As countries around the world consider the launch of central bank digital currencies (CBDC), pilot projects are being conducted to explore the various use cases of digital money in different industries. One such innovative application is the use of a CBDC within the carbon credit market. The Bank of Korea (BOK) and the Korea Exchange have joined forces to investigate this potential, as outlined in a working paper by the Bank for International Settlements (BIS).
The goal of this exploration is to showcase how the world of digital finance is evolving and how these changes can be integrated with eco-friendly policies and projects. The simulated trials for this project are scheduled to take place in the third and fourth quarters of 2024.

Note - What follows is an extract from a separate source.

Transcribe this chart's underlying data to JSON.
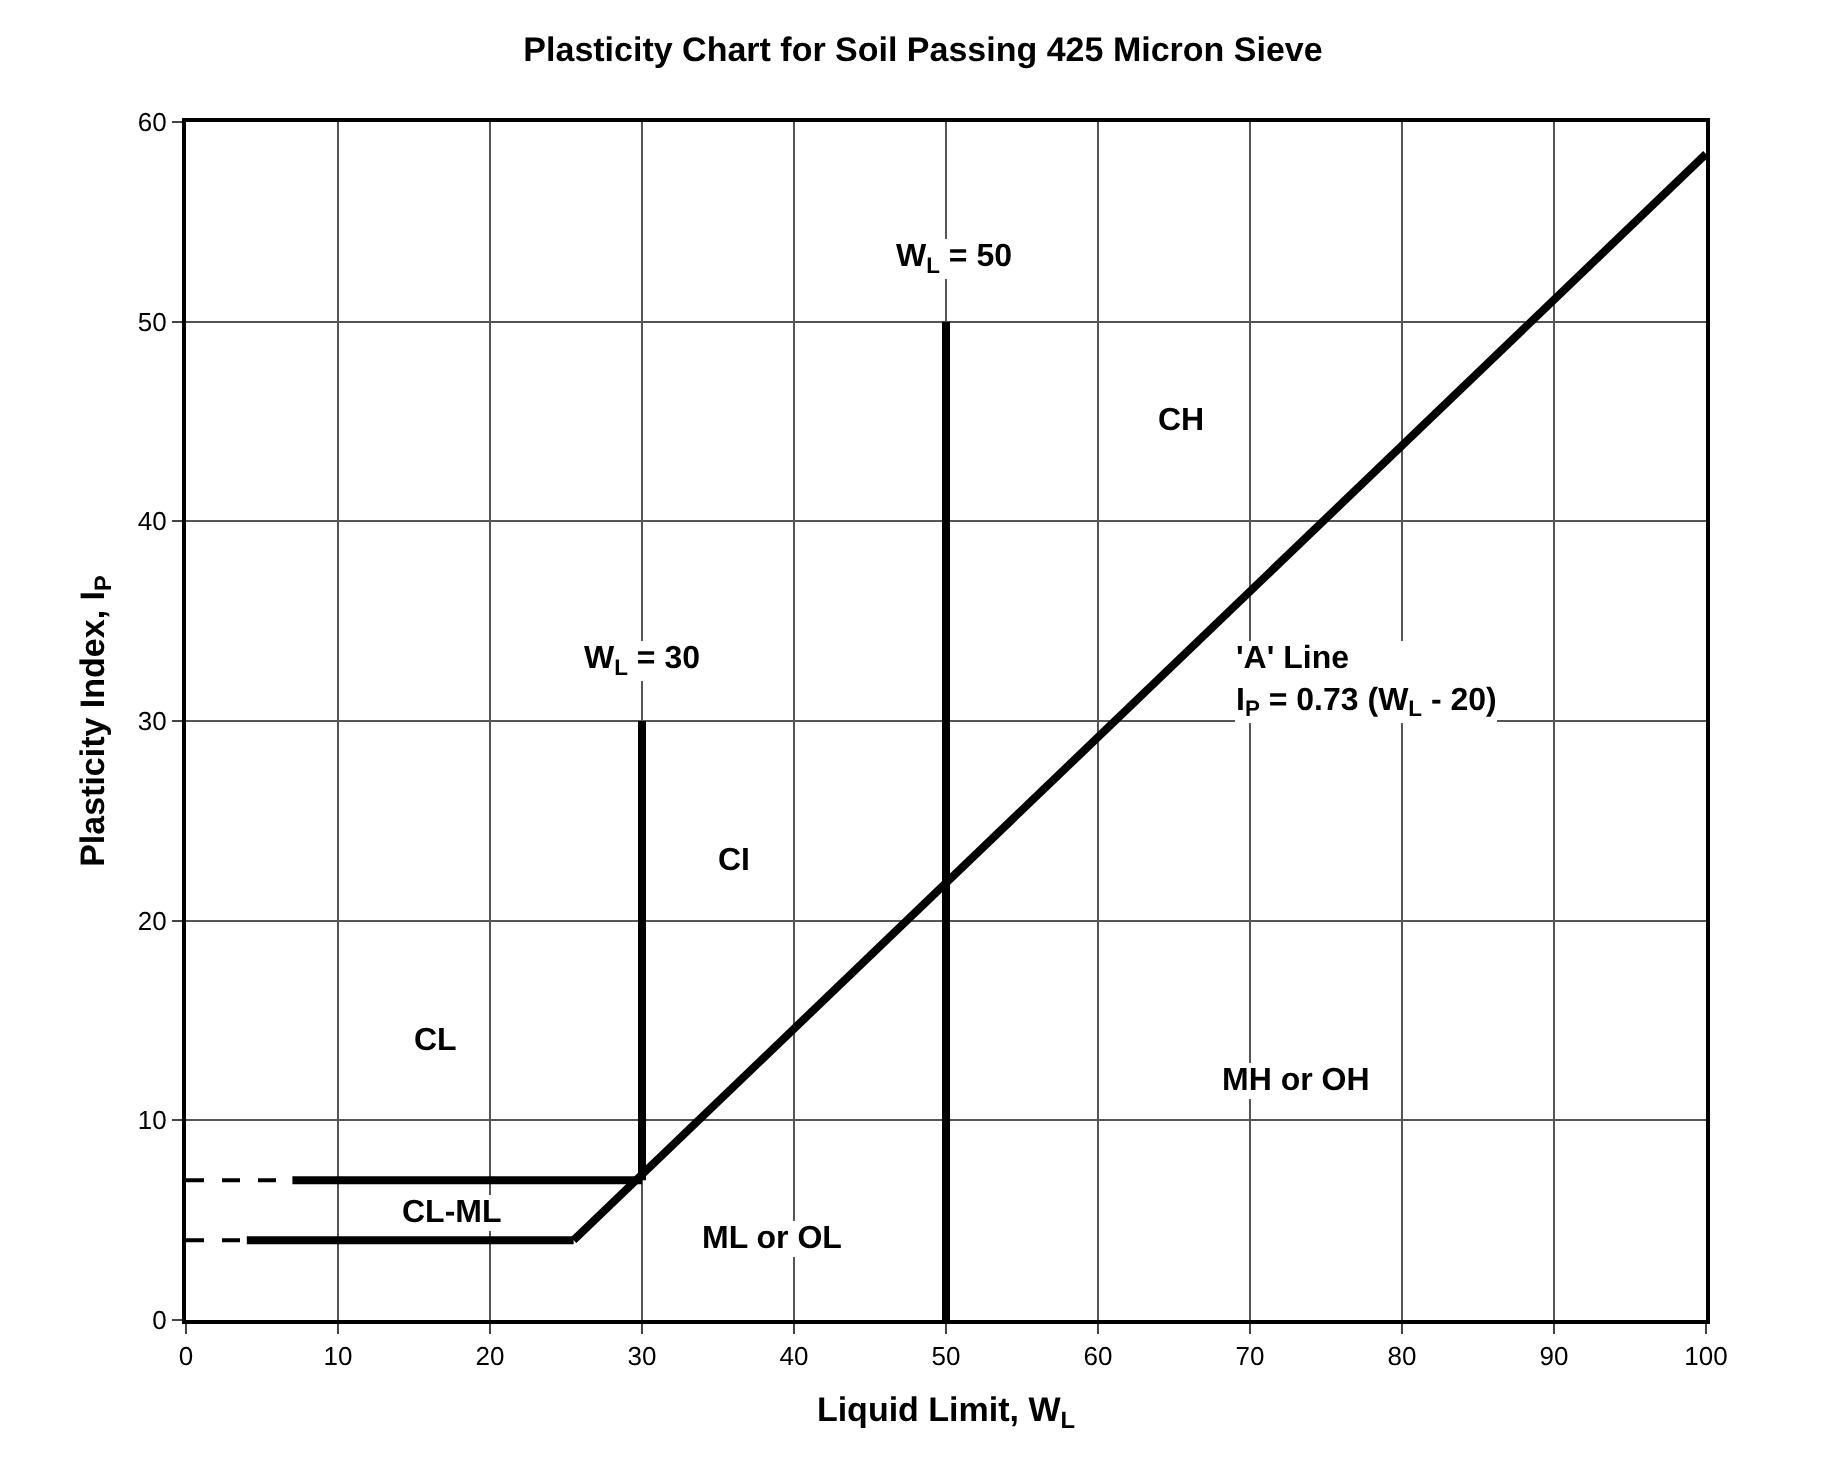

Within the CBDC system, CBDCs, tokenized deposits, and tokenized e-monies will be issued and circulated. CBDCs play a crucial role as anchors in the CBDC ecosystem, facilitating seamless exchanges between tokenized deposits and tokenized e-monies. The CBDC system will also be interconnected with external systems, tailored to specific use cases such as carbon credit exchanges.
Interlinking with Carbon Credit Exchange
The BIS notes that the CBDC system can be interlinked with a carbon credit exchange. By utilizing a payment token issued solely for use within the designated ledger, the system can ensure smooth transactions involving tokenized assets like carbon credits. This allows for the simultaneous execution of delivery and payment processes in a Delivery versus Payment (DvP) manner.
Preparing for the Future
The Bank of Korea acknowledges that the immediate issuance of a CBDC is not necessary. However, they believe it is crucial for the country and its citizens to be prepared should a digital currency be issued in the future. With numerous countries and central banks exploring CBDC issuance, the Bank of Korea recognizes the likelihood of needing to issue a CBDC within the next five to ten years.
Pilots for CBDC Implementation
To ensure quick decision-making regarding CBDC introduction, the BOK has launched several pilot projects. These preparations are driven by factors such as the decline in cash usage, concerns about the market dominance of big tech companies, and the increasing acceptance of global stablecoins. The BOK aims to conduct in-depth studies on CBDC architecture and implementation to minimize disruption to consumers and position CBDC as a universal public currency infrastructure supporting the digitalized economy.
Korea Exchange’s Role
The Korea Exchange is currently conducting simulated experiments using distributed ledger technology (DLT) and plans to support listed security tokens in the future. This collaboration between the BOK and the Korea Exchange signifies a move towards digitalization and demonstrates the integration of technology into financial practices. The Korea Exchange recognizes the global trend of research on distributed ledger technology and aims to contribute to the development of the financial market infrastructure.
Both the Korea Exchange and BOK emphasize that this collaboration is a test and will not impact the functioning of current carbon credit markets. Further details of the partnership will be shared in the coming month.